First, it's not possible to handle SIGCHLD meaningfully in many environments (e.g. in a lot of scripting languages). Second, even with SIGCHLD handlers, you have to walk on a tightrope to have a truly race-free code. You can only wait() on processes in exactly one thread (likely in the main event loop), that has to execute exclusively with any other code that might operate on processes. So the only thing your handler can do safely is to kick the event loop to perform a waitid()/waitpid() check.

And forget about multithreading and composability. It's simply impossible to write fully correct multithreaded process management code.

Race-free process creation in the GNU C Library

Posted Sep 2, 2023 1:41 UTC (Sat) by alkbyby (subscriber, #61687) [Link] (5 responses)

> And forget about multithreading and composability. It's simply impossible to write fully correct multithreaded process management code.

We might be misunderstanding each other, somehow. But what you said is untrue. A thread can easily posix_spawn sub-process and waitpid for it. Even from inside library. Yes if process does blanket wait() in some other thread it wont work, but this seems borked design to me. (Is that one of use-cases quoted by article? Is there non-trivial programs or libraries doing such a thing ?)

There are definitely libraries doing sub-process spawning. E.g. I recently learned tensorflow does to compile some hw accelerator codes.

Race-free process creation in the GNU C Library

Posted Sep 2, 2023 2:15 UTC (Sat) by Cyberax (✭ supporter ✭, #52523) [Link] (2 responses)

> A thread can easily posix_spawn sub-process and waitpid for it.

However, _any_ other wait/waitid() in the process can reap it, waits are not thread-scoped. So you can't have anybody in the process calling them. And if you ONLY do waitpid() calls, it might even be composable.

Except... you do have to call wait() periodically to avoid zombies, because your spawned process can die and reparent its children into your process.

Race-free process creation in the GNU C Library

Posted Sep 3, 2023 9:50 UTC (Sun) by roc (subscriber, #30627) [Link] (1 responses)

Children of a dead process normally reparent to pid 1.
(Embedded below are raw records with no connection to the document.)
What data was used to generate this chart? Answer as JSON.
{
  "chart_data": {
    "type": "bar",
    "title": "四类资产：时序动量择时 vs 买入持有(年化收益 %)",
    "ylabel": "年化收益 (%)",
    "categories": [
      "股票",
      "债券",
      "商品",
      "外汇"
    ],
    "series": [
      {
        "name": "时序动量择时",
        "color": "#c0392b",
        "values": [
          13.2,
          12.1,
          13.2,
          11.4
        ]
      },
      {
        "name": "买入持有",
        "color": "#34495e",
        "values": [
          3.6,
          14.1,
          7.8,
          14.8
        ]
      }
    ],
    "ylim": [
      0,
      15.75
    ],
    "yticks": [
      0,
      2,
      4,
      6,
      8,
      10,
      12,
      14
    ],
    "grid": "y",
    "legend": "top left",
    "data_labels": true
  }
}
Race-free process creation in the GNU C Library

Posted Sep 4, 2023 3:32 UTC (Mon) by Cyberax (✭ supporter ✭, #52523) [Link]
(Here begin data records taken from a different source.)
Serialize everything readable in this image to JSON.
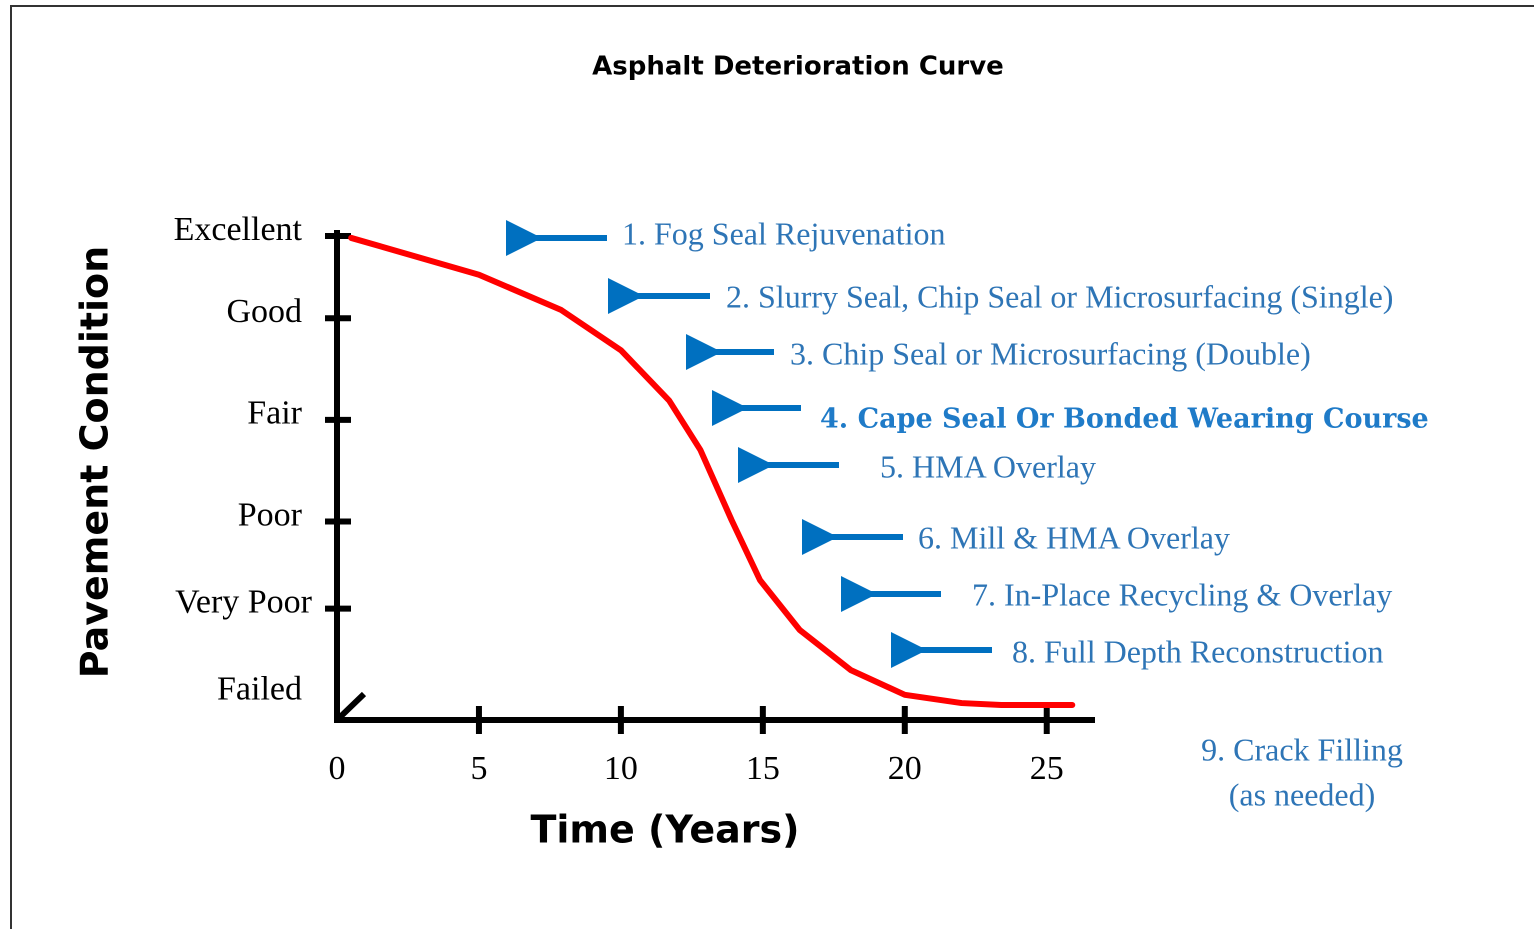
{
  "chart_data": {
    "type": "line",
    "title": "Asphalt Deterioration Curve",
    "x_label": "Time (Years)",
    "y_label": "Pavement Condition",
    "x": [
      0.5,
      5,
      7.9,
      10,
      11.7,
      12.8,
      13.9,
      14.9,
      16.3,
      18.1,
      20,
      22,
      23.4,
      25.9
    ],
    "values": [
      99.6,
      92,
      84.7,
      76.4,
      66,
      55.8,
      41.3,
      28.9,
      18.6,
      10.3,
      5.2,
      3.5,
      3.1,
      3.1
    ],
    "color": "#ff0000",
    "xlim": [
      0,
      26.7
    ],
    "xticks": [
      0,
      5,
      10,
      15,
      20,
      25
    ],
    "ylim": [
      0,
      100
    ],
    "yticks": [
      {
        "value": 100,
        "label": "Excellent"
      },
      {
        "value": 83,
        "label": "Good"
      },
      {
        "value": 62,
        "label": "Fair"
      },
      {
        "value": 41,
        "label": "Poor"
      },
      {
        "value": 23,
        "label": "Very Poor"
      },
      {
        "value": 5,
        "label": "Failed"
      }
    ],
    "annotations": [
      "1.  Fog Seal Rejuvenation",
      "2. Slurry Seal, Chip Seal or Microsurfacing (Single)",
      "3. Chip Seal or Microsurfacing (Double)",
      "4.  Cape Seal Or Bonded Wearing Course",
      "5. HMA Overlay",
      "6. Mill & HMA Overlay",
      "7. In-Place Recycling & Overlay",
      "8. Full Depth Reconstruction"
    ],
    "note": [
      "9. Crack Filling",
      "(as needed)"
    ]
  }
}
Ah, correct. I forgot that the code in quesiton also used the PR_SET_CHILD_SUBREAPER for some functionality.

Race-free process creation in the GNU C Library

Posted Sep 2, 2023 2:55 UTC (Sat) by Cyberax (✭ supporter ✭, #52523) [Link] (1 responses)

> There are definitely libraries doing sub-process spawning. E.g. I recently learned tensorflow does to compile some hw accelerator codes.

Then they are quite likely unsafe, though in practice they would work fine in the vast majority of cases because typical race windows are pretty narrow. You really need malicious input and/or users to exploit that.

Race-free process creation in the GNU C Library

Posted Sep 2, 2023 4:07 UTC (Sat) by alkbyby (subscriber, #61687) [Link]

> Then they are quite likely unsafe, though in practice they would work fine in the vast majority of cases because typical race windows are pretty narrow. You really need malicious input and/or users to exploit that.

Well, your comment above about reparenting is only right for pid 1. And I am not sure how much software there is that "steals" other modules/libraries dead kids. My impression is there shouldn't be much.

I quickly inspected libuv for sub-process spawning, they don't steal. And glib. They also do the right thing (even with pidfd when available, since pidfd can be nicely polled).

With all that I am still curious what might the use-cases that people try to fix by proposed pidfd_spawn API. So far we've established it could be:

a) when process breaks wait{,pid} by ignoring SIGCHLD

b) when process has things that steal dead kids

But perhaps there are more. And I am curious how common those "bad" cases might be.